Alpha is an investment strategy’s return in excess of a market benchmark. Major trading desks, such as Chicago-based Citadel’s, have long incorporated alpha into their proprietary trading models, typically driven by automated short-term price forecasts.

Alpha-based algorithmic strategies are less widely available to buy-side firms, Fitzpatrick said, due partly to cost, but also because of the challenge of convincing users they’re getting optimal alpha, especially if the provider is a broker-dealer with its own proprietary desk.

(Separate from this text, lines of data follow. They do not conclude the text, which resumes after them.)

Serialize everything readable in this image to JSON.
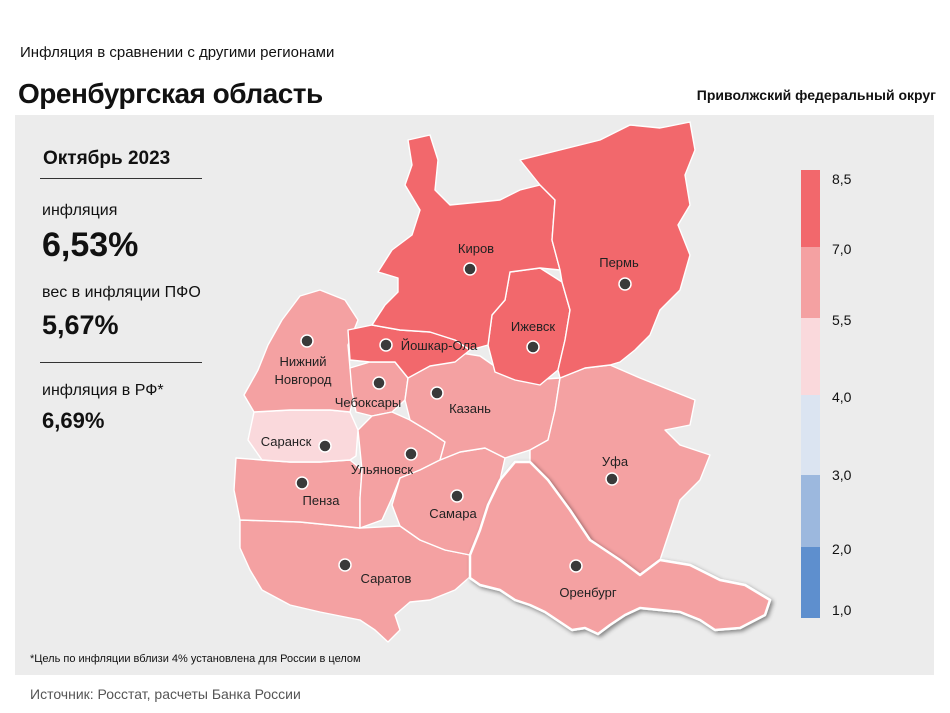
{
  "header": {
    "subtitle": "Инфляция  в сравнении  с другими  регионами",
    "title": "Оренбургская область",
    "district": "Приволжский федеральный округ"
  },
  "stats": {
    "period": "Октябрь 2023",
    "inflation_label": "инфляция",
    "inflation_value": "6,53%",
    "weight_label": "вес в инфляции  ПФО",
    "weight_value": "5,67%",
    "rf_label": "инфляция  в РФ*",
    "rf_value": "6,69%"
  },
  "footnote": "*Цель по инфляции вблизи 4% установлена для России в целом",
  "source": "Источник: Росстат, расчеты Банка России",
  "legend": {
    "ticks": [
      "8,5",
      "7,0",
      "5,5",
      "4,0",
      "3,0",
      "2,0",
      "1,0"
    ],
    "colors": [
      "#f2686c",
      "#f4a1a2",
      "#fad9dc",
      "#dbe4f1",
      "#9cb8de",
      "#5e8fce"
    ]
  },
  "regions": [
    {
      "name": "Киров",
      "inflation_band": "7,0–8,5",
      "color": "#f2686c"
    },
    {
      "name": "Пермь",
      "inflation_band": "7,0–8,5",
      "color": "#f2686c"
    },
    {
      "name": "Ижевск",
      "inflation_band": "7,0–8,5",
      "color": "#f2686c"
    },
    {
      "name": "Йошкар-Ола",
      "inflation_band": "7,0–8,5",
      "color": "#f2686c"
    },
    {
      "name": "Нижний Новгород",
      "inflation_band": "5,5–7,0",
      "color": "#f4a1a2"
    },
    {
      "name": "Чебоксары",
      "inflation_band": "5,5–7,0",
      "color": "#f4a1a2"
    },
    {
      "name": "Казань",
      "inflation_band": "5,5–7,0",
      "color": "#f4a1a2"
    },
    {
      "name": "Саранск",
      "inflation_band": "4,0–5,5",
      "color": "#fad9dc"
    },
    {
      "name": "Ульяновск",
      "inflation_band": "5,5–7,0",
      "color": "#f4a1a2"
    },
    {
      "name": "Пенза",
      "inflation_band": "5,5–7,0",
      "color": "#f4a1a2"
    },
    {
      "name": "Самара",
      "inflation_band": "5,5–7,0",
      "color": "#f4a1a2"
    },
    {
      "name": "Саратов",
      "inflation_band": "5,5–7,0",
      "color": "#f4a1a2"
    },
    {
      "name": "Уфа",
      "inflation_band": "5,5–7,0",
      "color": "#f4a1a2"
    },
    {
      "name": "Оренбург",
      "inflation_band": "5,5–7,0",
      "color": "#f4a1a2"
    }
  ],
  "highlighted_region": "Оренбург"
}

Gary Ardell, head of financial engineering and advanced trading solutions at New York-based BNY ConvergEx Group, said the cost to develop such algorithms--mainly the technology to support the data-intensive models--has made it prohibitive for the majority of firms. “There are maybe ten of us with sufficient infrastructures to build models seeking alpha,” he said, including the bulge-bracket firms and the few agency brokerages that are as large as his firm.

Limited to Large Firms

Echoing Fitzpatrick, Ardell said that only the largest buy-side firms can accurately measure their trading performance and carry sufficient clout to demand their algorithm providers deliver full alpha, rather than see some slip away to proprietary desks. “They might be able to demand all of the trading performance; most clients aren’t that demanding,” said Ardell.

For brokers with proprietary desks, the narrow dissemination of successful alpha-driven algorithms may have practical reasons as well. “What would be the incentive for proprietary trading brokers to give their clients access to their successful alpha models?” said Tony Huck, managing director of algorithmic trading at Investment Technology Group (ITG) in New York.

Agency broker ITG is one of the grandfathers of algorithmic strategies and trade performance measurement and has had alpha embedded in its models for some time. Huck described the alpha component as “very short term, almost stat arb-like.” Statistical arbitrage typically looks for pricing discrepancies between securities and seeks to forecast their price movements--creating alpha-- a few seconds or minutes into the future, based on historical data. A few years ago, ITG launched its dynamic implementation shortfall strategy, which incorporates such an approach. Customers use it for rebalancing or other portfolio-wide trades, and it takes into account the effect of trading an individual stock on others in the portfolio, the portfolio as a whole, or a subset.